If IV artesunate is not
readily available, give oral antimalarials while obtaining IV artesunate. When IV artesunate arrives, discontinue oral antimalarial and initiate IV treatment. Interim treatment options
(refer to Table 1 for dosing):
A. Artemether-lumefantrine (Coartem®)(preferred); or
B. Atovaquone-proguanil (Malarone™); or
C. Quinine sulfate; or
D. Mefloquine (only if no other options available)
If oral therapy is not tolerated, consider administration via nasogastric tube or after an antiemetic.
Reassess percentage
of parasitemia at least 4 hours after the third dose
of IV artesunate:
Parasitemia ≤1% and the patient is able to tolerate oral medications: Give a complete follow-on oral regimen regardless of the interim drug used or the previous doses administered. If parasitemia is <1% but oral therapy is not tolerated, can extend IV artesunate or administering oral follow-on therapy via nasogastric tube or after an antiemetic based on clinical status.
Options include3 (refer to Table 1 for dosing):
- Artemether-lumefantrine (Coartem®), or
- Atovaquone-proguanil (MalaroneTM)
Parasitemia >1%: Continue IV artesunate, same dose, QD up to 6 more days (for a total of 7 days of IV artesunate) until parasitemia is ≤1%. When the parasitemia is ≤1%, give complete follow-on oral regimen. (Refer to Table 1 for options and dosing).
If P. vivax or P. ovale infections, in addition to acute treatment listed here, anti-relapse treatment is needed. (Refer to Table 2 for dosing).
Abbreviations: QD=once a day, IV=intravenous
1 Laboratory-confirmed or suspected malaria cases with ≥1 clinical criteria for severe disease (impaired consciousness/ convulsions/ coma, severe anemia [hemoglobin <7mg/dl], acute kidney injury, pulmonary edema/ acute respiratory distress syndrome/ hypoxemia, circulatory collapse/ shock, spontaneous bleeding/ disseminated intravascular coagulation, acidosis, jaundice); and/ or parasite density ≥5%.
2 Current dosing in small children <20kg at 2.4mg/kg is based on an FDA analysis modeling pharmacokinetics in a population created from the CDC growth charts.
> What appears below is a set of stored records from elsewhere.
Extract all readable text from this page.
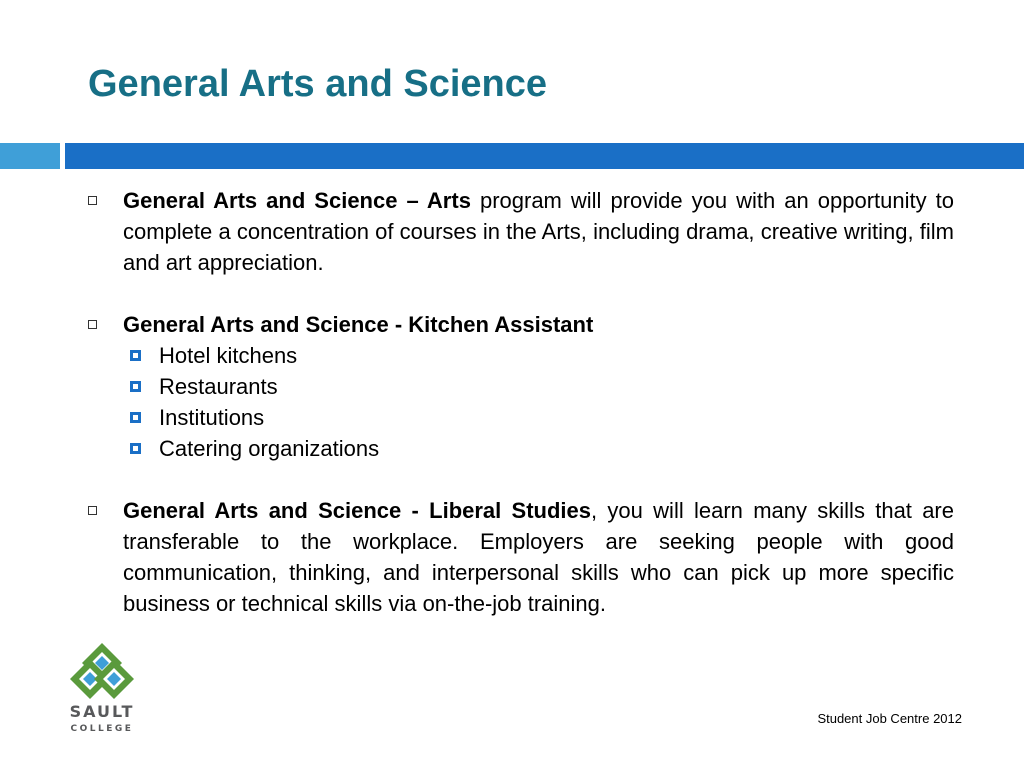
General Arts and Science
General Arts and Science – Arts program will provide you with an opportunity to complete a concentration of courses in the Arts, including drama, creative writing, film and art appreciation.
General Arts and Science - Kitchen Assistant
Hotel kitchens
Restaurants
Institutions
Catering organizations
General Arts and Science - Liberal Studies, you will learn many skills that are transferable to the workplace. Employers are seeking people with good communication, thinking, and interpersonal skills who can pick up more specific business or technical skills via on-the-job training.
SAULT
COLLEGE
Student Job Centre 2012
Note WHO recommends 3mg/kg dosing for children <20kg based on modeling the relationship between body weight and age of African children presenting with severe malaria.
3 Additional options include quinine plus doxycycline/tetracycline (or clindamycin) or, if no alternatives are available, mefloquine. See Table 1 for dosing.
- Use of trade names is for identification only and does not imply endorsement by the Centers for Disease Control and Prevention/the Agency for Toxic Substances and Disease Registry, the Public Health Service, or the U.S. Department of Health and Human Services.